The joint letter, from Scotland’s Social Justice Secretary Shona Robison, Welsh Social Justice Minister Jane Hutt and Northern Ireland’s Communities Minister Deirdre Hargey, said people will lose more than £1,000 a year if the top-up is scrapped.
In it, the ministers expressed the “grave concerns of all three devolved administrations”.
“Failing to maintain the recent uplift to Universal Credit will increase hardship and poverty for people who are already struggling,” the letter stated.
“To support the social and economic recovery, particularly as we ease out of the public health emergency, we urge you to reverse this decision and to strengthen the support offered by Universal Credit, instead of weakening it.”
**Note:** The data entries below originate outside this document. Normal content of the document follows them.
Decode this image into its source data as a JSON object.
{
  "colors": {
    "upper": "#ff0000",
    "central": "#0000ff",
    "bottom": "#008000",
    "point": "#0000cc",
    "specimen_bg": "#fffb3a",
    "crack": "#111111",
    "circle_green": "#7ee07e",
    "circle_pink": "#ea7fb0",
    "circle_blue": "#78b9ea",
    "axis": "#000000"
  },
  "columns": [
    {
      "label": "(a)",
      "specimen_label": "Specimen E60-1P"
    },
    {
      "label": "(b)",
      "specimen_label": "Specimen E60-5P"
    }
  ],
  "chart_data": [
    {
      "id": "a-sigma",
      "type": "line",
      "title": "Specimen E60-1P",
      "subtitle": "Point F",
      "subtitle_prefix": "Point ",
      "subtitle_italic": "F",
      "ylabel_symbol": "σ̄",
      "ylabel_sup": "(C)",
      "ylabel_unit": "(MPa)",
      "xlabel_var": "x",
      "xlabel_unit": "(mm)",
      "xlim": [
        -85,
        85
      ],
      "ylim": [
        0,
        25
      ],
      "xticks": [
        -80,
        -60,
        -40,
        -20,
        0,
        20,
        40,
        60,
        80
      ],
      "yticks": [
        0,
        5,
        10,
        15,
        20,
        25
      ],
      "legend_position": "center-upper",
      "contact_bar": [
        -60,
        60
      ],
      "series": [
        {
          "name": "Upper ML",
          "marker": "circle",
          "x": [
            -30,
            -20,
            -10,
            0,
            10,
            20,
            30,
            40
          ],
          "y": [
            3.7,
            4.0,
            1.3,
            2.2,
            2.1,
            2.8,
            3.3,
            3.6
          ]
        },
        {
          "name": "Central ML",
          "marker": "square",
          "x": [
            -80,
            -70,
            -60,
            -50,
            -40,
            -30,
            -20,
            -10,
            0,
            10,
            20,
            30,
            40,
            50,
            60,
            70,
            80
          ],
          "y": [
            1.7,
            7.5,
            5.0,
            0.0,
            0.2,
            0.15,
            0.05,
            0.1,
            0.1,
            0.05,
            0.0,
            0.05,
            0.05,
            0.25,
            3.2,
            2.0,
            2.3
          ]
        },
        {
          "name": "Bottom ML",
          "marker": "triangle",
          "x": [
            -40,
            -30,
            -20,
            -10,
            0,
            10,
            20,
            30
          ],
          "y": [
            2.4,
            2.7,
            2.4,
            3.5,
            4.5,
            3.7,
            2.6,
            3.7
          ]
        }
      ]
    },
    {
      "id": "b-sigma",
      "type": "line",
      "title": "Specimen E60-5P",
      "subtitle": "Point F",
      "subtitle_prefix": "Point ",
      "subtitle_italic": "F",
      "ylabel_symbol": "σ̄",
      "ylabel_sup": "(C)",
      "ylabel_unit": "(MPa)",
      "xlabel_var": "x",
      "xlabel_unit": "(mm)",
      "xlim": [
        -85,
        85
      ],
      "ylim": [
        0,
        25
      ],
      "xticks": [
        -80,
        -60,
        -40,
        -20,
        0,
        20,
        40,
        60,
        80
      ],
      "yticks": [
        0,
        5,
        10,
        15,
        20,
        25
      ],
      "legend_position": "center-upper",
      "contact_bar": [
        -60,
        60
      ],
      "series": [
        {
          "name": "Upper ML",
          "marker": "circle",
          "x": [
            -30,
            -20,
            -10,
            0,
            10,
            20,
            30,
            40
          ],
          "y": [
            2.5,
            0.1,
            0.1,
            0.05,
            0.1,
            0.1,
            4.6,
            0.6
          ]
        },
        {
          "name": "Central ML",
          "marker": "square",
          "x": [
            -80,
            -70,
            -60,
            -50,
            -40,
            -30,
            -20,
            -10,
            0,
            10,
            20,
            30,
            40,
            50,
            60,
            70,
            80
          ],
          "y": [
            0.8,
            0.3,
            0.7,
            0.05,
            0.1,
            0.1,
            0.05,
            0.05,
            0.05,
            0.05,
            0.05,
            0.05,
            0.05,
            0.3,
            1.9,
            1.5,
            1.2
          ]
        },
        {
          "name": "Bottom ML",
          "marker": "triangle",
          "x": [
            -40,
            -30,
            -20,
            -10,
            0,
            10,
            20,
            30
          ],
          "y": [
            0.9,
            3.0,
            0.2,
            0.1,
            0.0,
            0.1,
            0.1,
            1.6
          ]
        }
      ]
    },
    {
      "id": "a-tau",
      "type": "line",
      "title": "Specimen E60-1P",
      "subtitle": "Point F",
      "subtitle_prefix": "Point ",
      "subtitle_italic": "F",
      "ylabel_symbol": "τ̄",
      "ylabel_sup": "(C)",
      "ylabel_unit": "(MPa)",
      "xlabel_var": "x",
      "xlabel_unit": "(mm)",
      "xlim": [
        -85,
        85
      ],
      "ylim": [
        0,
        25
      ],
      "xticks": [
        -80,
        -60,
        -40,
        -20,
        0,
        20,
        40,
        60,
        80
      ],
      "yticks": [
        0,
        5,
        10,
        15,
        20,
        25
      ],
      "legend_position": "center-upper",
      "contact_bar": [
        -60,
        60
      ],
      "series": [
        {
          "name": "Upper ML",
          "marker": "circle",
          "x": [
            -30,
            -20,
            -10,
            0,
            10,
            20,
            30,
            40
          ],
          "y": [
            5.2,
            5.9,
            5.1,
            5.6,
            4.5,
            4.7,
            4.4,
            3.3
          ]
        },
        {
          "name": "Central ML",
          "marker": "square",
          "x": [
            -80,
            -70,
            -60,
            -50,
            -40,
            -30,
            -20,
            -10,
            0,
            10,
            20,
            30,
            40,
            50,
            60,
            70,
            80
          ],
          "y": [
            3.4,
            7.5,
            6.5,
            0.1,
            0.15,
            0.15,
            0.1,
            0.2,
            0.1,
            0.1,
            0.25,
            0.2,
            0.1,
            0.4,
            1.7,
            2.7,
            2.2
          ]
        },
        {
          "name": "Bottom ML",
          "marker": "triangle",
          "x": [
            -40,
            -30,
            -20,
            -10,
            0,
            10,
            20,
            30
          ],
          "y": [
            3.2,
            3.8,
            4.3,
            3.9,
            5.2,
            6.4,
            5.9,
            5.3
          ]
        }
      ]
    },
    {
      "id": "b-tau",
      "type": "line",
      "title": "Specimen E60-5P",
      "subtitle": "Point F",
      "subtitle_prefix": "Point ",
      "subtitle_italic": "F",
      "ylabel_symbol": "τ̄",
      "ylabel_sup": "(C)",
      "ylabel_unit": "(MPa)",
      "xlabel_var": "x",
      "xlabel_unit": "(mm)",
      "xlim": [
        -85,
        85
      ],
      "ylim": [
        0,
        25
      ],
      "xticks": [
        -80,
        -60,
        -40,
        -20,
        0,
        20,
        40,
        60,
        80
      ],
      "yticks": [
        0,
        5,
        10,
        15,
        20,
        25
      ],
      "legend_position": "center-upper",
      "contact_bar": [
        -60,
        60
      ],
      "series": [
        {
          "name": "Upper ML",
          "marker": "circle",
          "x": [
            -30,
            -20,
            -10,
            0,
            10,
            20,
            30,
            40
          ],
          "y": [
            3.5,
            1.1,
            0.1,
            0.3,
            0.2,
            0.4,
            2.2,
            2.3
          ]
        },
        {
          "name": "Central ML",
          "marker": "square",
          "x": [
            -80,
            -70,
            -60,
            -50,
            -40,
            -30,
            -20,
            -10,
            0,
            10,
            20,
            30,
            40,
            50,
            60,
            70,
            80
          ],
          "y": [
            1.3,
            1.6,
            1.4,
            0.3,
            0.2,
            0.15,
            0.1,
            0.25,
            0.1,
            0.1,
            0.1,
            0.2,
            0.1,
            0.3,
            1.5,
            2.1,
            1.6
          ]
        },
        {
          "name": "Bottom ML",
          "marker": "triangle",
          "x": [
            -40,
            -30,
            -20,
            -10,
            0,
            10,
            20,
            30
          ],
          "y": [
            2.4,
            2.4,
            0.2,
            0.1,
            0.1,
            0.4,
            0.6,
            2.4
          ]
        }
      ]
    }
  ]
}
It comes as the Joseph Rowntree Foundation (JRF), warned against withdrawing the uplift which would see the “biggest overnight cut to the basic rate of social security since the Second World War”.
According to the JRF charity, most constituencies in England, Wales and Scotland will see more than one in three families and their children affected as a result of the £1,040-a-year cut.
And Citizens Advice have warned that a third of people on Universal Credit – over two million people – will end up in debt when the extra payment is removed.
But last month, Chancellor Rishi Sunak confirmed the increase would be scrapped as it was “always intended to be a temporary measure”.
The number of people receiving the benefit has doubled during the pandemic, increasing its cost significantly.
The JRF says the policy change will have “deep and far-reaching consequences on families with children across Britain”.
On Monday, a UK government spokesperson said: “The temporary uplift to Universal Credit was designed to help claimants through the economic shock and financial disruption of the toughest stages of the pandemic, and it has done so.
“Universal Credit will continue to provide a vital safety net and with record vacancies available, alongside the successful vaccination rollout, it’s right that we now focus on our Plan for Jobs, helping claimants to increase their earnings by boosting their skills and getting into work, progressing in work or increasing their hours.”
In the second letter addressed to ministers on the matter in one week, ministers from Holyrood, Cardiff and Stormont criticised the UK government’s plans to axe the uplift “at a time when they need financial support the most”.
Responding to Ms Coffey’s reply, shadow work and pensions secretary Stephen Timms said the government must “change course to prevent severe hardship for many thousands of families”.
Shadow work and pensions secretary Jonathan Reynolds added: “The government’s £1,000 a year cut will be a hammer blow to millions of working families, hitting the lowest paid hardest and hurting our economic recovery.
“Time is running out for the Conservatives to see sense and cancel their cut to Universal Credit. Almost half of those hit by this cut are in work – to claim there is a choice between cancelling this cut and getting people back into work is simply wrong.
“Labour would maintain the uplift until we can replace Universal Credit with a fairer social security system.”